As Robbie Collin, writing in the Telegraph, put it, after directing people instead to the 1945 David Lean version, said,
“On the other hand, if top-to-toe miscalculations are your bag, by all means help yourself to the 2021 version, which might be an object lesson in what not to do with Coward on screen. The irresistible comic elegance of the premise – a remarried widower is tormented by the ghost of his first wife – is lost in a mass of pointless embellishments and tinkerings. And Coward’s dialogue – which is, yes, of its time, but still alive with musicality and wit – has been almost entirely replaced with the kind of contemporary pastiche of vintage posh-speak that would bring on a full-body cringe in a Comic Relief sketch.” His review concludes with this priceless quote from Coward himself: “‘Just photograph it, dear boy’ was Coward’s famous advice to Lean during the making of the 1945 adaptation.
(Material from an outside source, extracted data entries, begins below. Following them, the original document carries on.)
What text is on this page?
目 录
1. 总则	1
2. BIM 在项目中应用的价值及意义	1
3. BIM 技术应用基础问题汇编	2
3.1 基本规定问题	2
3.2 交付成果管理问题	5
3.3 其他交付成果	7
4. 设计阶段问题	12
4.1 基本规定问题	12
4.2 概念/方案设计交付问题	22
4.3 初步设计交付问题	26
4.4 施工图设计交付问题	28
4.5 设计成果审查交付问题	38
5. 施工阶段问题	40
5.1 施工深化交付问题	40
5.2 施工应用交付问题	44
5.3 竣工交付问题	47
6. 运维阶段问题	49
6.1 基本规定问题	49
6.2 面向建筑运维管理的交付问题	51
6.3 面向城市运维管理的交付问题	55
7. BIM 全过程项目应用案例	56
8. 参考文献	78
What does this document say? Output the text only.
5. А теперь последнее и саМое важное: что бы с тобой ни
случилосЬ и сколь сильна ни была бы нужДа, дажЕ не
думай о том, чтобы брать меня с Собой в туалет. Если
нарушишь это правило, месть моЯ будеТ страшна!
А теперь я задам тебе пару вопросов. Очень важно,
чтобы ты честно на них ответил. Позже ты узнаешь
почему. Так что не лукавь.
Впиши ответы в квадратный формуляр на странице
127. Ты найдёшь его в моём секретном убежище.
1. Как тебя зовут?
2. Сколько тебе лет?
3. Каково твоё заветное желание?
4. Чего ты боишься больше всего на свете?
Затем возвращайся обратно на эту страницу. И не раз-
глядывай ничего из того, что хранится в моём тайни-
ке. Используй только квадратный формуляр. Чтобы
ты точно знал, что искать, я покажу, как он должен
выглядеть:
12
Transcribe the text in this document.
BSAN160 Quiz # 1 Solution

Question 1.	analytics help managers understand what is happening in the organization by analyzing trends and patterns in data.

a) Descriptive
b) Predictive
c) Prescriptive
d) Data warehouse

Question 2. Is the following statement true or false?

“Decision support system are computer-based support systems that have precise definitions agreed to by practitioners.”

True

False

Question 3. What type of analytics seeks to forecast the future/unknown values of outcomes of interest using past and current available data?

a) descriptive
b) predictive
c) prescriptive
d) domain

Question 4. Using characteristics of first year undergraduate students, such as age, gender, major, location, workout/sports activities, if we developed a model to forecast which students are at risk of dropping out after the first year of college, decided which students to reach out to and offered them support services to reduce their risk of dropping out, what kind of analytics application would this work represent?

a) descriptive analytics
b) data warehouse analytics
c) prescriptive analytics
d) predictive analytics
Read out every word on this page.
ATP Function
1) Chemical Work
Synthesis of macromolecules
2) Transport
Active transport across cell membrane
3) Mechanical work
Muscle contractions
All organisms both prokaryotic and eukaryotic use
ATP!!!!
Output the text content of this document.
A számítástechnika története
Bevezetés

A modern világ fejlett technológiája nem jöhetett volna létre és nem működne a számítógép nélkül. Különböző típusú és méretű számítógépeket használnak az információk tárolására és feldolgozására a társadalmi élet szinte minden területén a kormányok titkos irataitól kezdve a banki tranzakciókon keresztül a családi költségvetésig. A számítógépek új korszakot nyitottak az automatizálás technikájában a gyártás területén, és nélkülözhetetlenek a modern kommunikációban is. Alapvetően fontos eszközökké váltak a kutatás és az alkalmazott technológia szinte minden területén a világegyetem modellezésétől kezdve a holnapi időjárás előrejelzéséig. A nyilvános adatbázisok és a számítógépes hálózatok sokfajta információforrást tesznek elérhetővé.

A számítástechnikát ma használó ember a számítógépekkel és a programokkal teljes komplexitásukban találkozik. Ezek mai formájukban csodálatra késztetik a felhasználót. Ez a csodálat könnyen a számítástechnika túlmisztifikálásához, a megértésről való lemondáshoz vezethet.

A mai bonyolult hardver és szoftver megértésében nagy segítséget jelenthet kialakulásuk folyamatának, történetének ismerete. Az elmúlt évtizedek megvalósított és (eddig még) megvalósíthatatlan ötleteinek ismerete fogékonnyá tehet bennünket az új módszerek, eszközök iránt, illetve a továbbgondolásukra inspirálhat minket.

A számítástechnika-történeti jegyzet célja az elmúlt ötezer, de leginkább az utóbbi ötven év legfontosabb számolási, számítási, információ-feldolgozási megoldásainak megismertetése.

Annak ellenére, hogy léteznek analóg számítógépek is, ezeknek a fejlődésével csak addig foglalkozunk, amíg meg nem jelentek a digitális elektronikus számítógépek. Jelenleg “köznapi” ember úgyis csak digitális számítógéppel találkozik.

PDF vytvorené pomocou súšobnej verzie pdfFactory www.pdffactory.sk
One can hazard a guess at how the playwright’s spirit might react to this effort, and you probably wouldn’t need a medium to hear it.”
In The Guardian, Peter Bradshaw is equally devastating:
“It can only be described as an un-reinvention, a tired, dated and unfunny period piece that changes the original plot a bit but offers no new perspective, and no new reason to be doing it in the first place. (Not compared with, say, Matthew Warchus’s stage revival of Coward’s Present Laughter at the Old Vic, with Andrew Scott radically reinventing the leading role.) This film looks unironically like the tatty old musical revue show that Ken Russell imagined for his ‘meta’ adaptation of The Boy Friend…. Despite the heavyweight cast, the film’s production values are those of a kids’ TV show that might go out on a weekday afternoon.”
And in trade bible Variety, Guy Lodge quotes the film itself:
‘You’ve been commissioned to write a 90-page screenplay, not War and Peace.’ With these airy words, in the opening minutes of Blithe Spirit, exasperated trophy wife Ruth (Isla Fisher) admonishes her first-time screenwriter husband Charles (Dan Stevens) as he twitchily battles writers’ block. Then she adds a kicker: ‘How can it be so difficult to adapt a story you’ve already written?’ If her frustration with the whiny, self-absorbed Charles is hardly misplaced, her assumptions about screenwriting are nonetheless off-base. Penning a good, short, pithy screenplay is no easy feat, even when working from solidly proven source material — and one need look no further than Blithe Spirit, a tin-eared, lumpen-footed, almost perversely unfunny new spin on Noël Coward’s breezy 1940s farce, for proof.”
And he concludes with another great Coward line: “We have no reliable guarantee that the afterlife will be any less exasperating than this one, have we?”, he reports Coward once quipping. “If nothing else, the new film proves him wrong: Wherever he is, one hopes he’s blissfully unaware of it.”
A new film version of Tim Minchin and Dennis Kelly’s stage musical version of Matilda has recently been announced, with its original stage director Matthew Warchus set to direct again, with a cast that that will be led not by a male Miss Trunchbull (originally played at Stratford-upon-Avon, in the West End and on Broadway by Bertie Carvel, pictured above) but by Emma Thompson in the role. As Baz Bamigboye recently reported an executive connected to the film telling him in the Daily Mail, “The best gender to play a woman, should be a woman.”
Some stage shows are just transferred to film verbatim: the original cast of Hamilton was filmed and has (naturally) been a massive hit on Netflix; given that its reach in the theatre is limited both by the capacity of the theatres it is playing in, and the outrageous prices being demanded for those seats, it has made the show much more widely available than ever before. And finally, Disney’s Aladdin: Live from the West End is set for imminent release via Disney Plus, filmed before the London production closed with a cast led by Trevor Dion Nicholas as Genie (pictured above), joined by cast members from different international companies.